The u8u16 library: 4 to 25 times speed increases for transcoding using SIMD
by Rick Jelliffe
Rob Cameron, who is a professor at Simon Fraser University, has released u8u16 in open source beta, a really exciting library which implements an "iconv" like transcoder (i.e. it converts data from one character set and encoding to another), and which uses the SIMD instructions that modern CPUs have.
I think I was the first person to write something on this technique, certainly on the Internet, in my blog item Using C++ Intrinsic Functions for Pipelined Text Processing a couple of years ago, but only because the idea was too obvious to people involved with DSP to write about, I gather: of course you can use instrinsic functions for text processing! My code just used C++ intrinsics as an optimization on top of C++ code. But Cameron takes it to another level: his code abstracts out the features of the most common SIMD devices so that his algorithms can be arranged to work on this abstraction and compile to a wide range of targets processors, and he can dispense with the code. He reports 4 to 25 times speed increases, depending on the data; which is very promising.

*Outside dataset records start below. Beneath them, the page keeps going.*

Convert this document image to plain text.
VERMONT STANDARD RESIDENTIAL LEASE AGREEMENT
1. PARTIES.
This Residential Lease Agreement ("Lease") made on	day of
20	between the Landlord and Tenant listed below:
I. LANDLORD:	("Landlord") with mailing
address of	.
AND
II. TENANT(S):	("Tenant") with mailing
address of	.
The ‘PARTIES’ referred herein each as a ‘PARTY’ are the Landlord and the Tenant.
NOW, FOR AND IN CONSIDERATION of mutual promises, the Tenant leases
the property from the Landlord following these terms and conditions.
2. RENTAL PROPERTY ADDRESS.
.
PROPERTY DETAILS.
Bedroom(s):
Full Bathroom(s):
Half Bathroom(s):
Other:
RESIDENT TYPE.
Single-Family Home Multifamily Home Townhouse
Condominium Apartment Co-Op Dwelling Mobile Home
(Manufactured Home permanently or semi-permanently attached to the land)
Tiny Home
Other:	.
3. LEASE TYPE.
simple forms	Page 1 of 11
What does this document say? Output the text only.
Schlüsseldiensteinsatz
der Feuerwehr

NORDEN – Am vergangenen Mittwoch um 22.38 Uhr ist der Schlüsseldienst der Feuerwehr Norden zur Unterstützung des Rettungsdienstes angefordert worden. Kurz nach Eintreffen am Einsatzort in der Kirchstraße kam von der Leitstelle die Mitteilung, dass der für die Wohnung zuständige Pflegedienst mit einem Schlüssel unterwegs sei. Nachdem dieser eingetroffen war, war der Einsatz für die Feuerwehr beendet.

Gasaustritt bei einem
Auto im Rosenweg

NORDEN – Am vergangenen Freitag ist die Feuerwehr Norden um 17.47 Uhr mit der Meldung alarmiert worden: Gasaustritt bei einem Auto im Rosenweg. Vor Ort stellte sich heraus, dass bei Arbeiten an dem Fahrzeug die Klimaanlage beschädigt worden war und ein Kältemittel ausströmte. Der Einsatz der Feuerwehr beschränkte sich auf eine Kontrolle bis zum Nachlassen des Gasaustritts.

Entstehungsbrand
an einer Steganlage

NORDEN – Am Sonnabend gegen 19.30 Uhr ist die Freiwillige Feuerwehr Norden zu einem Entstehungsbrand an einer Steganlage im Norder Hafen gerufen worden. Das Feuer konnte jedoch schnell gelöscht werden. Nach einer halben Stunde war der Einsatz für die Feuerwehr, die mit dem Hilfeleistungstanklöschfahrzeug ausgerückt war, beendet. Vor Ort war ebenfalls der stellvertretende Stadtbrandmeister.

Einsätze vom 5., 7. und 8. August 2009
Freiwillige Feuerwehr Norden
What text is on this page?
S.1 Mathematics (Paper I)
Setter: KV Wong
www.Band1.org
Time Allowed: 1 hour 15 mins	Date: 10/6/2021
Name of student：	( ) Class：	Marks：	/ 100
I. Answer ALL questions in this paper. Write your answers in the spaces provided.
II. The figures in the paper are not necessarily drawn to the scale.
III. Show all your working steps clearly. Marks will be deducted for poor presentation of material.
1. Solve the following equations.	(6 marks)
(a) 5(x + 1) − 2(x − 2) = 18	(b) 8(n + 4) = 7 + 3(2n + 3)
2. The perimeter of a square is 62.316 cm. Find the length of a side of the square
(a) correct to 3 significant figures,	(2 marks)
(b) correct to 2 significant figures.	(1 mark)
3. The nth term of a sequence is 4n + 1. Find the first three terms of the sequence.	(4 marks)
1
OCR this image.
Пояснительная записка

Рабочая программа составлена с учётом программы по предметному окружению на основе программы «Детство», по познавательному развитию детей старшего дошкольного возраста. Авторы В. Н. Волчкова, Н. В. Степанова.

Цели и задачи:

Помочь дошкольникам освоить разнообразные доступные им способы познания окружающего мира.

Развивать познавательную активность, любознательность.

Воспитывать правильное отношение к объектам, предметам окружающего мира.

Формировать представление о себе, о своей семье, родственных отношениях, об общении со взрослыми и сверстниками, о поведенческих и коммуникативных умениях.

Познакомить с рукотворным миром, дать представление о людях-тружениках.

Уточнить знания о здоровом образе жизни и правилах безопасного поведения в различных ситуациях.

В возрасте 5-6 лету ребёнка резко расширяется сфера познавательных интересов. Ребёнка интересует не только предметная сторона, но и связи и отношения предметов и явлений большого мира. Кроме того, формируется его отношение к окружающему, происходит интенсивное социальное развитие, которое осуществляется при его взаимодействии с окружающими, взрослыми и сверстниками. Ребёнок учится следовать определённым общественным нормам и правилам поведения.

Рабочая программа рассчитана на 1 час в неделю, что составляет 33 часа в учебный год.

I would love to see an XML parser that combines Cameron' SIMD work with the optimizations from IBM's XML Screamer, which seem to increase the speed of Java processing by two or three fold. Cameron's work is important because it gives a working abstraction that can inform decision-making on buiding SIMD-using capabilities into Java's text processing.
That's a clever technique! One question, though. Why would you want to convert text in UTF-8 to UTF-16 at all? I would have thought that when parsing an XML document in UTF-8, it would be best to parse it as-is rather than transcoding to UTF-16 first. That sounds more efficient than converting it to UTF-16 and doubling (on average) the memory requirements.
There will be some ratio of ASCII to non-ASCII text at which it becomes more efficient to convert to parse as UTF-16 rather than UTF-8. This would primarily effect CJK (China/Japan/Korea) characters that take three bytes in UTF-8 but only two in UTF-16, where there is a ratio above which it is more efficient to transmit as UTF-16 as well. The "doubling of memory requirements" may be true in the Americas, Australia and Pacific, Indonesia, Malaysia, Sub-saharan Africa and parts of West Europe though.